События, рассказанные в этой повести, происходили между 1740 и 1745 годами. В то время были заселены только четыре графства колонии Нью-Йорк, примыкающие к Атлантическому океану, узкая полоса земли по берегам Гудзона, от устья до водопадов вблизи истока, да несколько соседних областей по рекам Мохоку и Скохари. Широкие полосы девственных дебрей покрывали берега Мохока и простиралось далеко вглубь Новой Англии, скрывая в лесной чаще обутого в бесшумные мокасины туземного воина, шагавшего по таинственной и кровавой тропе войны. Если взглянуть с высоты птичьего полета на всю область к востоку от Миссисипи, взору наблюдателя представилось бы необъятное лесное пространство, окаймленное близ морского берега сравнительно узкой полосой обработанных земель, усеянное сверкающими озерами и пересеченное извивающимися линиями рек. На фоне этой величественной картины уголок страны, который мы хотим описать, показался бы весьма незначительным. Однако мы будем продолжать наш рассказ в уверенности, что более или менее точное изображение одной части этой дикой области даст достаточно верное представление о ней в целом, если не считать мелких и несущественных различий.

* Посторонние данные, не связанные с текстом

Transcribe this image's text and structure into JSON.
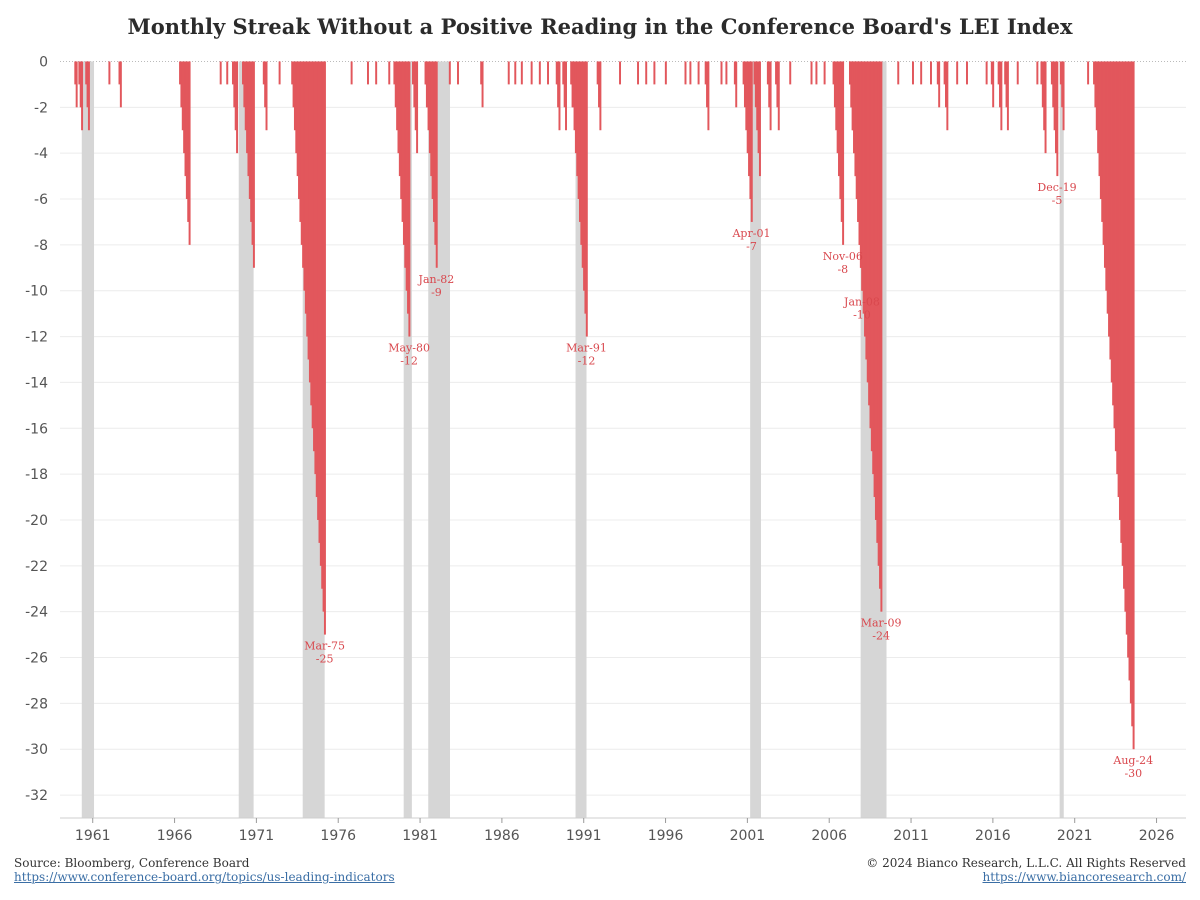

Каковы бы ни были перемены, производимые человеком, вечный круговорот времен года остается незыблемым. Лето и зима, пора сева и пора жатвы следуют друг за другом в установленном порядке с изумительной правильностью, предоставляя человеку возможность направить высокие силы своего всеобъемлющего разума на познание законов, которыми управляется это бесконечное однообразие и вечное изменение. Столетиями летнее солнце обогревало своими лучами вершины благородных дубов и сосен и посылало свое тепло даже прячущимся в земле упорным корням, прежде чем послышались голоса, перекликавшиеся в чаще леса, зеленый покров которого купался в ярком блеске безоблачного июньского дня, в то время как стволы деревьев в сумрачном величии высились в окутывавшей их тени. Голоса, очевидно, принадлежали двум мужчинам, которые сбились с пути и пытались найти потерявшуюся тропинку. Наконец торжествующее восклицание возвестило об успехе поисков, и затем какой-то высокого роста человек выбрался из лабиринта мелких болот на поляну, образовавшуюся, видимо, частично от опустошений, произведенных ветром, и частично под действием огня. Отсюда хорошо было видно небо. Сама поляна, почти сплошь заваленная стволами высохших деревьев, раскинулась на склоне одного из тех высоких холмов или небольших гор, которыми пересечена едва ли не вся эта местность.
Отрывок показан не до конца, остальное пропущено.